We reviewed 285 patients who received preoperative CRT and 418 patients who received postoperative CRT between January 2000 and December 2006.
There was no between-group difference in age, gender, or cancer stage. In the pre-CRT group, the mean level of anastomosis from the anal verge was lower (3.5 +/- 1.4 cm vs. 4.3 +/- 1.7 cm, p < 0.001) and the rate of T4 lesion and temporary diverting ileostomy was higher than in the post-CRT group. Delayed anastomotic leakage and rectovaginal fistulae developed more frequently in the pre-CRT group than in the post-CRT group (3.9% vs. 1.2%, p = 0.020, 6.5% vs. 1.3%, p = 0.027, respectively). Small bowel obstruction (arising from radiation enteritis) requiring surgical intervention was more frequent in the post-CRT group (0% in the pre-CRT group vs. 1.4% in the post-CRT group, p = 0.042). Multivariate analysis identified preoperative CRT as an independent risk factor for fistulous complications (delayed anastomotic leakage, rectovaginal fistula, rectovesical fistula), and postoperative CRT as a risk factor for obstructive complications (anastomotic stricture, small bowel obstruction). The stoma-free rates were significantly lower in the pre-CRT group than in the post-CRT group (5-year stoma-free rates: 92.8% vs. 97.0%, p = 0.008).

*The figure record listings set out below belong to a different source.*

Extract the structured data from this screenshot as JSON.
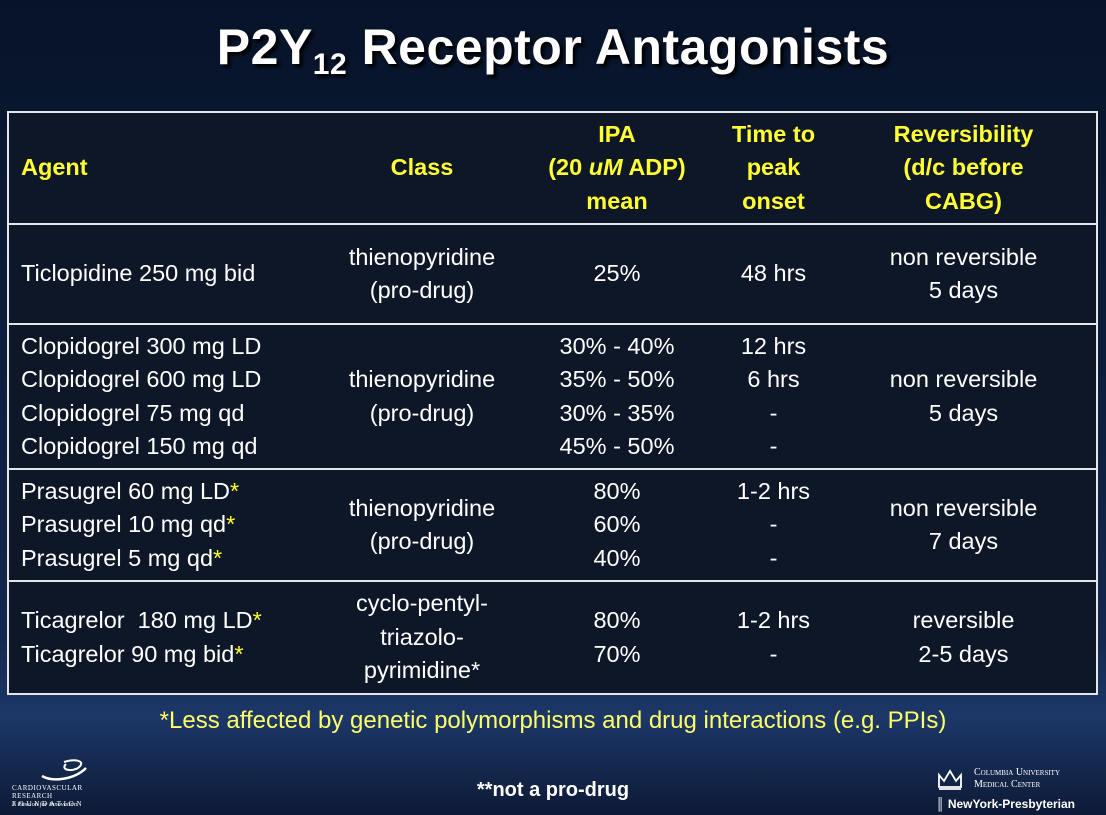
{
  "title": {
    "main": "P2Y",
    "sub": "12",
    "rest": " Receptor Antagonists"
  },
  "table": {
    "headers": {
      "agent": [
        "Agent"
      ],
      "class": [
        "Class"
      ],
      "ipa": [
        "IPA",
        "(20 ",
        "uM",
        " ADP)",
        "mean"
      ],
      "time": [
        "Time to",
        "peak",
        "onset"
      ],
      "rev": [
        "Reversibility",
        "(d/c before",
        "CABG)"
      ]
    },
    "rows": [
      {
        "agent": [
          "Ticlopidine 250 mg bid"
        ],
        "class": [
          "thienopyridine",
          "(pro-drug)"
        ],
        "ipa": [
          "25%"
        ],
        "time": [
          "48 hrs"
        ],
        "rev": [
          "non reversible",
          "5 days"
        ]
      },
      {
        "agent": [
          "Clopidogrel 300 mg LD",
          "Clopidogrel 600 mg LD",
          "Clopidogrel 75 mg qd",
          "Clopidogrel 150 mg qd"
        ],
        "class": [
          "thienopyridine",
          "(pro-drug)"
        ],
        "ipa": [
          "30% - 40%",
          "35% - 50%",
          "30% - 35%",
          "45% - 50%"
        ],
        "time": [
          "12 hrs",
          "6 hrs",
          "-",
          "-"
        ],
        "rev": [
          "non reversible",
          "5 days"
        ]
      },
      {
        "agent": [
          "Prasugrel 60 mg LD",
          "Prasugrel 10 mg qd",
          "Prasugrel 5 mg qd"
        ],
        "class": [
          "thienopyridine",
          "(pro-drug)"
        ],
        "ipa": [
          "80%",
          "60%",
          "40%"
        ],
        "time": [
          "1-2 hrs",
          "-",
          "-"
        ],
        "rev": [
          "non reversible",
          "7 days"
        ]
      },
      {
        "agent": [
          "Ticagrelor  180 mg LD",
          "Ticagrelor 90 mg bid"
        ],
        "class": [
          "cyclo-pentyl-",
          "triazolo-",
          "pyrimidine*"
        ],
        "ipa": [
          "80%",
          "70%"
        ],
        "time": [
          "1-2 hrs",
          "-"
        ],
        "rev": [
          "reversible",
          "2-5 days"
        ]
      }
    ],
    "star": "*"
  },
  "footnote": "*Less affected by genetic polymorphisms and drug interactions (e.g. PPIs)",
  "note2": "**not a pro-drug",
  "logos": {
    "crf_name_1": "CARDIOVASCULAR RESEARCH",
    "crf_name_2": "F O U N D A T I O N",
    "crf_tagline": "A Passion for Innovation",
    "cu_line1": "Columbia University",
    "cu_line2": "Medical Center",
    "nyp": "NewYork-Presbyterian"
  },
  "colors": {
    "header_text": "#ffff33",
    "footnote_text": "#ffff66",
    "background": "#0c1d3c"
  }
}
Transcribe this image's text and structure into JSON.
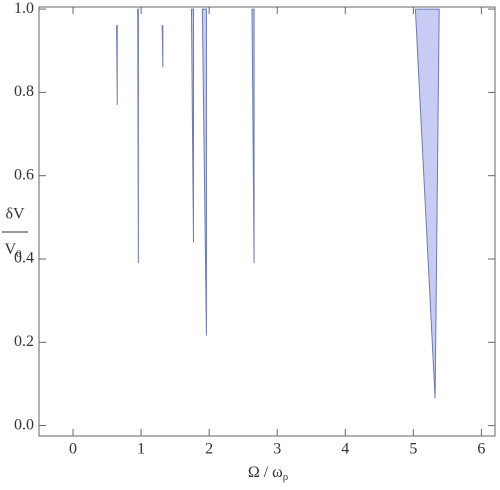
{
  "chart_data": {
    "type": "region",
    "xlabel": "Ω / ω",
    "xlabel_sub": "ρ",
    "ylabel_numerator": "δV",
    "ylabel_denominator": "V",
    "ylabel_denominator_sub": "0",
    "xlim": [
      -0.5,
      6.2
    ],
    "ylim": [
      -0.025,
      1.005
    ],
    "xticks": [
      0,
      1,
      2,
      3,
      4,
      5,
      6
    ],
    "yticks": [
      {
        "value": 0,
        "label": "0.0"
      },
      0.2,
      0.4,
      0.6,
      0.8,
      {
        "value": 1,
        "label": "1.0"
      }
    ],
    "fill": "#c8ccf5",
    "stroke": "#6e7bb0",
    "regions": [
      {
        "x": [
          5.03,
          5.38,
          5.32
        ],
        "y": [
          1,
          1,
          0.065
        ]
      },
      {
        "x": [
          1.9,
          1.96,
          1.96
        ],
        "y": [
          1,
          1,
          0.216
        ]
      },
      {
        "x": [
          1.74,
          1.77,
          1.77
        ],
        "y": [
          1,
          1,
          0.44
        ]
      },
      {
        "x": [
          2.63,
          2.66,
          2.66
        ],
        "y": [
          1,
          1,
          0.39
        ]
      },
      {
        "x": [
          0.95,
          0.96,
          0.96
        ],
        "y": [
          1,
          1,
          0.39
        ]
      },
      {
        "x": [
          0.64,
          0.65,
          0.65
        ],
        "y": [
          0.96,
          0.96,
          0.77
        ]
      },
      {
        "x": [
          1.31,
          1.32,
          1.32
        ],
        "y": [
          0.96,
          0.96,
          0.86
        ]
      }
    ]
  }
}
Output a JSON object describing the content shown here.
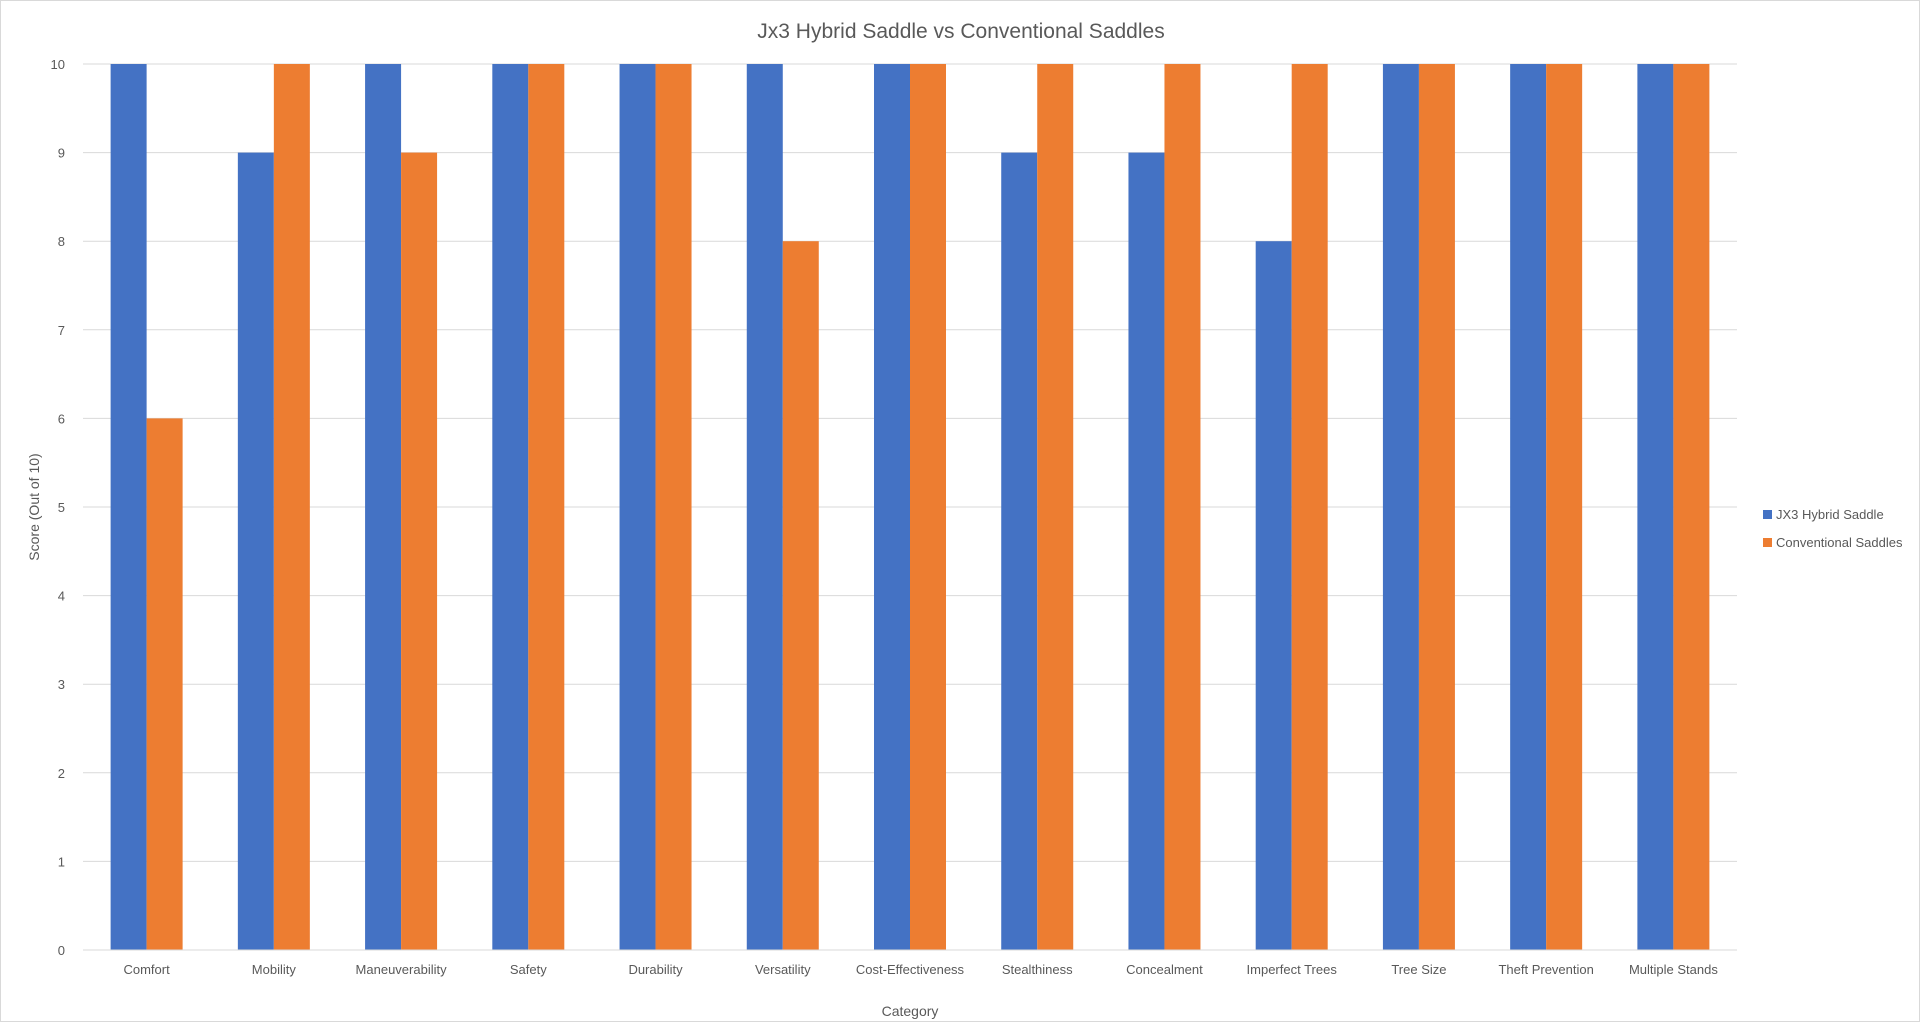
{
  "chart_data": {
    "type": "bar",
    "title": "Jx3 Hybrid Saddle vs Conventional Saddles",
    "xlabel": "Category",
    "ylabel": "Score (Out of 10)",
    "ylim": [
      0,
      10
    ],
    "yticks": [
      0,
      1,
      2,
      3,
      4,
      5,
      6,
      7,
      8,
      9,
      10
    ],
    "grid": true,
    "legend_position": "right",
    "categories": [
      "Comfort",
      "Mobility",
      "Maneuverability",
      "Safety",
      "Durability",
      "Versatility",
      "Cost-Effectiveness",
      "Stealthiness",
      "Concealment",
      "Imperfect Trees",
      "Tree Size",
      "Theft Prevention",
      "Multiple Stands"
    ],
    "series": [
      {
        "name": "JX3 Hybrid Saddle",
        "color": "#4472C4",
        "values": [
          10,
          9,
          10,
          10,
          10,
          10,
          10,
          9,
          9,
          8,
          10,
          10,
          10
        ]
      },
      {
        "name": "Conventional Saddles",
        "color": "#ED7D31",
        "values": [
          6,
          10,
          9,
          10,
          10,
          8,
          10,
          10,
          10,
          10,
          10,
          10,
          10
        ]
      }
    ]
  }
}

The overall postoperative complication rates were similar between the pre-CRT and the Post-CRT groups. However, the pattern of postoperative complications seen after sphincter- saving resection differed with reference to the timing of CRT.
本研究旨在比较术前放化疗(CRT)与术后 CRT 对接受保肛手术的直肠癌患者术后并发症发生率和类型的影响。

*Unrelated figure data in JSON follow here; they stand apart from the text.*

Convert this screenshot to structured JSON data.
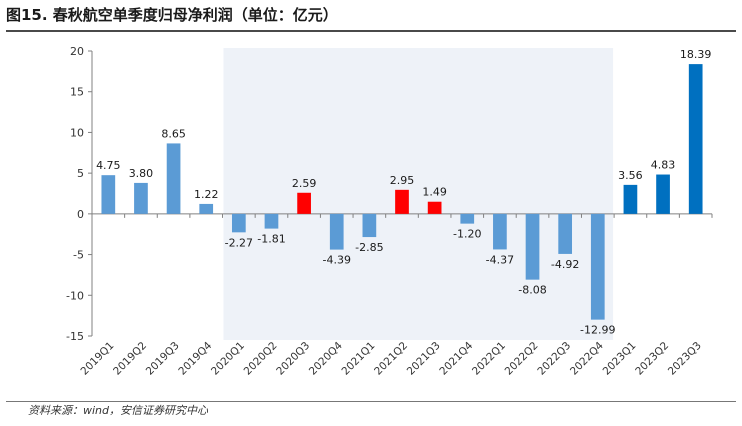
{
  "title": "图15. 春秋航空单季度归母净利润（单位：亿元）",
  "source": "资料来源：wind，安信证券研究中心",
  "colors": {
    "light_blue": "#5B9BD5",
    "red": "#FF0000",
    "dark_blue": "#0070C0",
    "shade": "#EEF2F8",
    "axis": "#808080",
    "text": "#1a1a1a"
  },
  "chart_data": {
    "type": "bar",
    "title": "图15. 春秋航空单季度归母净利润（单位：亿元）",
    "xlabel": "",
    "ylabel": "",
    "ylim": [
      -15,
      20
    ],
    "yticks": [
      "20",
      "15",
      "10",
      "5",
      "0",
      "-5",
      "-10",
      "-15"
    ],
    "ytick_values": [
      20,
      15,
      10,
      5,
      0,
      -5,
      -10,
      -15
    ],
    "shaded_region": {
      "from": "2020Q1",
      "to": "2022Q4"
    },
    "categories": [
      "2019Q1",
      "2019Q2",
      "2019Q3",
      "2019Q4",
      "2020Q1",
      "2020Q2",
      "2020Q3",
      "2020Q4",
      "2021Q1",
      "2021Q2",
      "2021Q3",
      "2021Q4",
      "2022Q1",
      "2022Q2",
      "2022Q3",
      "2022Q4",
      "2023Q1",
      "2023Q2",
      "2023Q3"
    ],
    "values": [
      4.75,
      3.8,
      8.65,
      1.22,
      -2.27,
      -1.81,
      2.59,
      -4.39,
      -2.85,
      2.95,
      1.49,
      -1.2,
      -4.37,
      -8.08,
      -4.92,
      -12.99,
      3.56,
      4.83,
      18.39
    ],
    "labels": [
      "4.75",
      "3.80",
      "8.65",
      "1.22",
      "-2.27",
      "-1.81",
      "2.59",
      "-4.39",
      "-2.85",
      "2.95",
      "1.49",
      "-1.20",
      "-4.37",
      "-8.08",
      "-4.92",
      "-12.99",
      "3.56",
      "4.83",
      "18.39"
    ],
    "bar_colors": [
      "light_blue",
      "light_blue",
      "light_blue",
      "light_blue",
      "light_blue",
      "light_blue",
      "red",
      "light_blue",
      "light_blue",
      "red",
      "red",
      "light_blue",
      "light_blue",
      "light_blue",
      "light_blue",
      "light_blue",
      "dark_blue",
      "dark_blue",
      "dark_blue"
    ]
  }
}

我们回顾了 2000 年 1 月至 2006 年 12 月期间接受术前 CRT 的 285 例患者和接受术后 CRT 的 418 例患者。
两组患者的年龄、性别或癌症分期无差异。在术前 CRT 组中,吻合口距肛缘的平均水平较低(3.5±1.4cm 比 4.3±1.7cm,p<0.001),T4 病变和暂时性转流性回肠造口术的发生率高于术后 CRT 组。术前 CRT 组延迟性吻合口漏和直肠阴道瘘的发生率高于术后 CRT 组(3.9%比 1.2%,p=0.020;6.5%比 1.3%,p=0.027)。术后 CRT 组需要手术干预的小肠梗阻(由放射性肠炎引起)更为常见(术前 CRT 组为 0%,术后 CRT 组为 1.4%,p=0.042)。多因素分析确定术前 CRT 是瘘管并发症(延迟性吻合口漏、直肠阴道瘘、直肠膀胱瘘)的独立危险因素,而术后 CRT 是梗阻性并发症(吻合口狭窄、小肠梗阻)的危险因素。术前 CRT 组的无造口率明显低于术后 CRT 组(5 年无造口率:92.8%比 97.0%,p=0.008)。
术前 CRT 组与术后 CRT 组的总体术后并发症发生率相似。然而,保肛手术后的术后并发症模式因 CRT 的时机而异。